Deadly scene: Police released the 18-year-old driver who smashed his white Dodge Charger into another car, which then fatally struck 52-year-old cyclist Jose Alzorriz at the intersection of Coney Island Avenue and Avenue L in Midwood on Aug. 11.
Photo by Steve Solomonson

Mayor Bill de Blasio announced a plan to enhance traffic safety along Coney Island Avenue in response to a deadly crash that claimed the life of a cyclist in Midwood earlier this month.

“This was a heartbreaking tragedy, and we’re taking action to make this corridor safer for everyone,” de Blasio said. “Starting immediately you’ll see enhanced NYPD enforcement of reckless driving, while DOT accelerates the installation of nearby bike lanes and other safety measures. We will not rest until we reach Vision Zero.”

As first reported by AM New York, de Blasio ordered the Department of Transportation to install pedestrian islands and new left turn signals, in addition to lengthening pedestrian crossing times at intersections along the bustling north-south thoroughfare between Park Circle and Brighton Beach Avenue, according to mayoral spokesman Seth Stein.

Transit officials will pay special attention to intersections at avenues L and C, Dorchester and Quentin roads, and Ditmas and Crawford avenues, each of which will benefit from at least one of the aforementioned safety enhancements, Stein said.

In the near term, both police and transit workers will step up enforcement along Coney Island Avenue, while the mayor’s office also promises to install new, unprotected bike lanes within the next two years somewhere nearby Coney Island Avenue and Avenue L, according to Stein.

A spokeswoman for Department of Transportation did not immediately respond to questions regarding where the new cycling paths would be placed, or explain how the new proposal differed from the Green Wave bike lane expansion de Blasio announced in July, which already lists the area near the deadly Midwood crash as a priority zone.

The rapid safety push comes in response to the death of Park Slope cyclist Jose Alzorriz, who was stopped at Avenue L when 18-year-old Umar Mirza Baig blew through a red light and T-boned another car there, which then smashed into the biker.

Police cuffed Baig on Aug. 21, and he was indicted on a laundry list of charges that include reckless manslaughter, criminally negligent homicide, and two-counts of assault, court documents show.

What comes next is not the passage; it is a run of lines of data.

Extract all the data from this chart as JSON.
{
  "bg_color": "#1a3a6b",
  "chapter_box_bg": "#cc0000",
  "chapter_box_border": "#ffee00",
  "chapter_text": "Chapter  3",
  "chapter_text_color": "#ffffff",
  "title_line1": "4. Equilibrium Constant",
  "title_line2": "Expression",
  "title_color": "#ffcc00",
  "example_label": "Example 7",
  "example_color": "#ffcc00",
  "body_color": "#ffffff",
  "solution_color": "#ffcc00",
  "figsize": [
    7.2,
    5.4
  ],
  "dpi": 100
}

One transit advocate slammed hizzoner’s proposal for not going far enough, saying the city must install protected bike lanes that separate cyclists from traffic using parked cars, bollards, or other forms of physical barrier.

“It’s absolutely outrageous to look at a street that’s designed like a highway and then throw up your hands and say we can’t do anything to make it safer for the most vulnerable,” said Thomas DeVito, a spokesman for advocacy group Transportation Alternatives.

The city has given southern Brooklyn the shaft when it comes to cycling infrastructure, according to DeVito, who said it’s high time in the wake of Alzorriz’s death that transit officials extend additional bike routes into the borough’s southern reach.

“[Coney Island Avenue] runs through neighborhoods that have borne the brunt of cyclist fatalities this year, southern Brooklyn has experienced it the worst,” he said.

The city previously upgraded the bike lanes on Ninth Street in Park Slope to include buffers and parked cars between bikes and traffic last year after Staten Island motorist Dorothy Bruns ran a red light and struck and killed two children who crossing Fifth Avenue a few months prior.